На улицах я приставал с расспросами к казакам: жив ли отец и как его разыскать? Иногда мне сообщали места, где должен находиться его взвод, – я бросался туда, но либо не успевал, либо натыкался на перестрелку и поскорее уносил ноги.
Мать строго-настрого запрещала мне выходить из дому, но усидеть в четырех стенах я не мог. Едва она выходила за порог, и меня словно ветром сдувало.
Как ни странно, городские школы работали. Несмотря на все опасности, выпускники стремились поскорее сдать экзамены и получить аттестаты. Мать это ужасно раздражало. Возвращаясь с работы, она давала волю эмоциям, в школе же противиться начальству не осмеливалась. Ее фотография по-прежнему висела на городской Доске почета, а статус “лучшего учителя” ко многому обязывал. Дома она каждый день жаловалась: “Убьют меня – кому ты будешь нужен?” Я, как мог, ее успокаивал, но получалось только хуже – при мысли о маминой смерти на глаза у меня неизменно наворачивались слезы, и мы оба начинали рыдать. В голове, сопровождая наши всхлипывания, стучало: “А если убьют меня?!”
В школе, вопреки своим принципам, мать спешила поскорее отделаться от служебных обязанностей, чтобы бежать домой. Так же поступали и другие учителя, но им было проще – они ведь не считались “лучшими”.
На улице при виде соседских ребят я изображал показную беспечность, на самом же деле чувствовал себя не очень уютно. С любопытством и страхом отмечал я все новые и новые увечья, нанесенные городу войной: развалины, пожарища, воронки от разрывов. Меня уже никто не дразнил “маменькиным сынком” – даже Гитлер! – все знали, что отец воюет в ополчении, да и мои самостоятельные прогулки о многом говорили.

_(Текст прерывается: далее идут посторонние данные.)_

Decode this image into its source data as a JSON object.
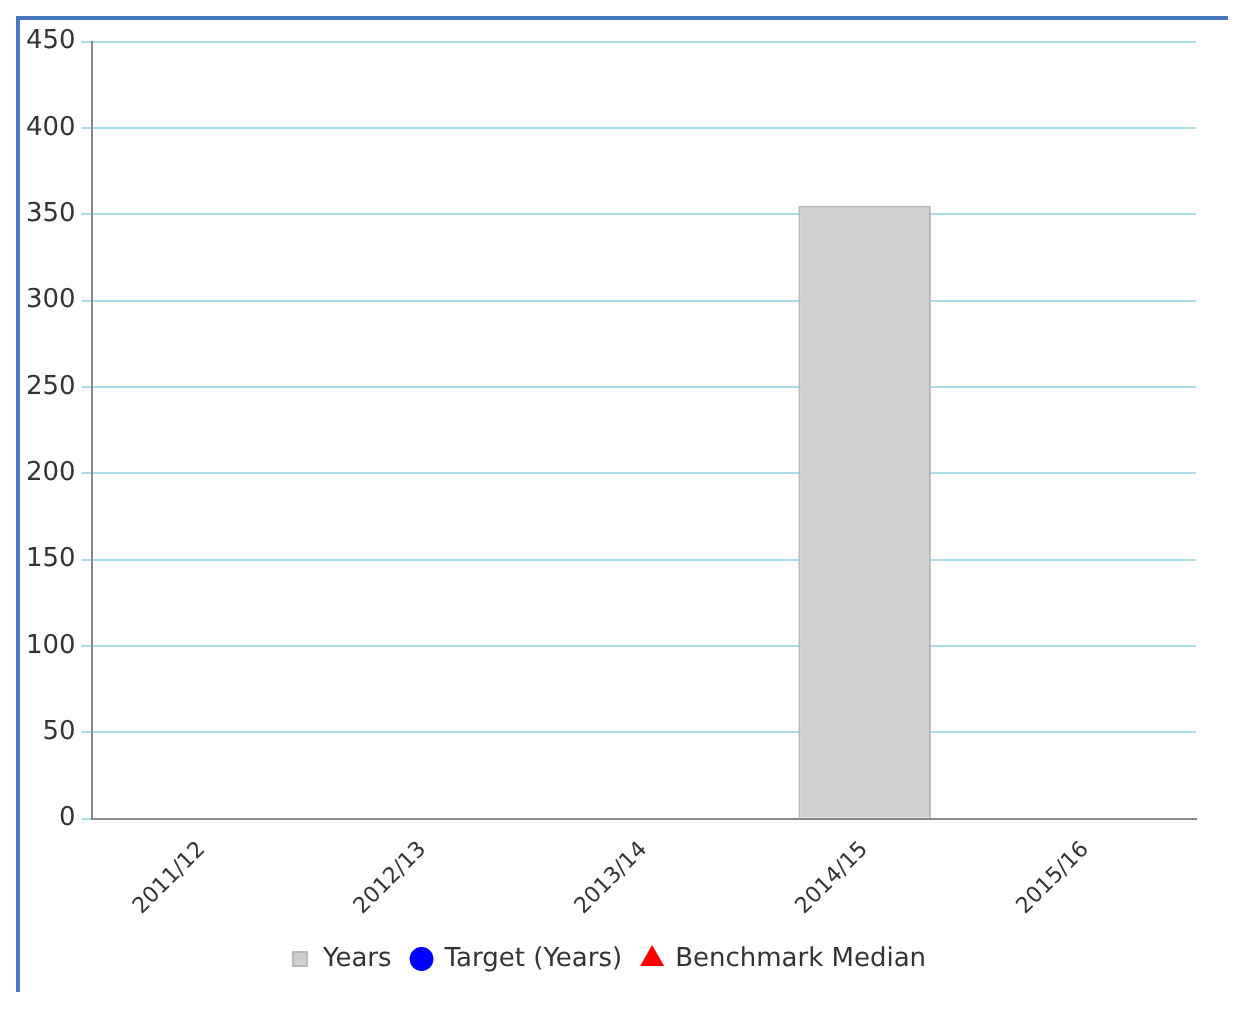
{
  "chart_data": {
    "type": "bar",
    "categories": [
      "2011/12",
      "2012/13",
      "2013/14",
      "2014/15",
      "2015/16"
    ],
    "series": [
      {
        "name": "Years",
        "color": "#cfcfcf",
        "values": [
          null,
          null,
          null,
          355,
          null
        ]
      },
      {
        "name": "Target (Years)",
        "type": "line",
        "color": "#0000ff",
        "marker": "circle",
        "values": [
          null,
          null,
          null,
          null,
          null
        ]
      },
      {
        "name": "Benchmark Median",
        "type": "line",
        "color": "#ff0000",
        "marker": "triangle",
        "values": [
          null,
          null,
          null,
          null,
          null
        ]
      }
    ],
    "ylim": [
      0,
      450
    ],
    "yticks": [
      0,
      50,
      100,
      150,
      200,
      250,
      300,
      350,
      400,
      450
    ],
    "grid": "y",
    "legend": "bottom"
  }
}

Знала бы мать – ох и влетело бы мне от нее! – но во время одной из таких вылазок я впервые увидел врага, да так близко, что протяни руку, и можно дотронуться…
Неподалеку от школы ополченцы поймали снайпершу и по законам военного времени на месте приговорили ее к расстрелу. Толпе предъявили доказательства: винтовку с оптическим прицелом, синяк на плече от приклада (они разорвали на ней майку!) и найденные при обыске доллары.
Жалости к пленной я не испытывал, наоборот, во мне вдруг проснулось пугающее кровожадное любопытство. Но я себя успокоил: эта девка – наш враг, если они победят, то запретят русский язык и мы все превратимся в “румынов”.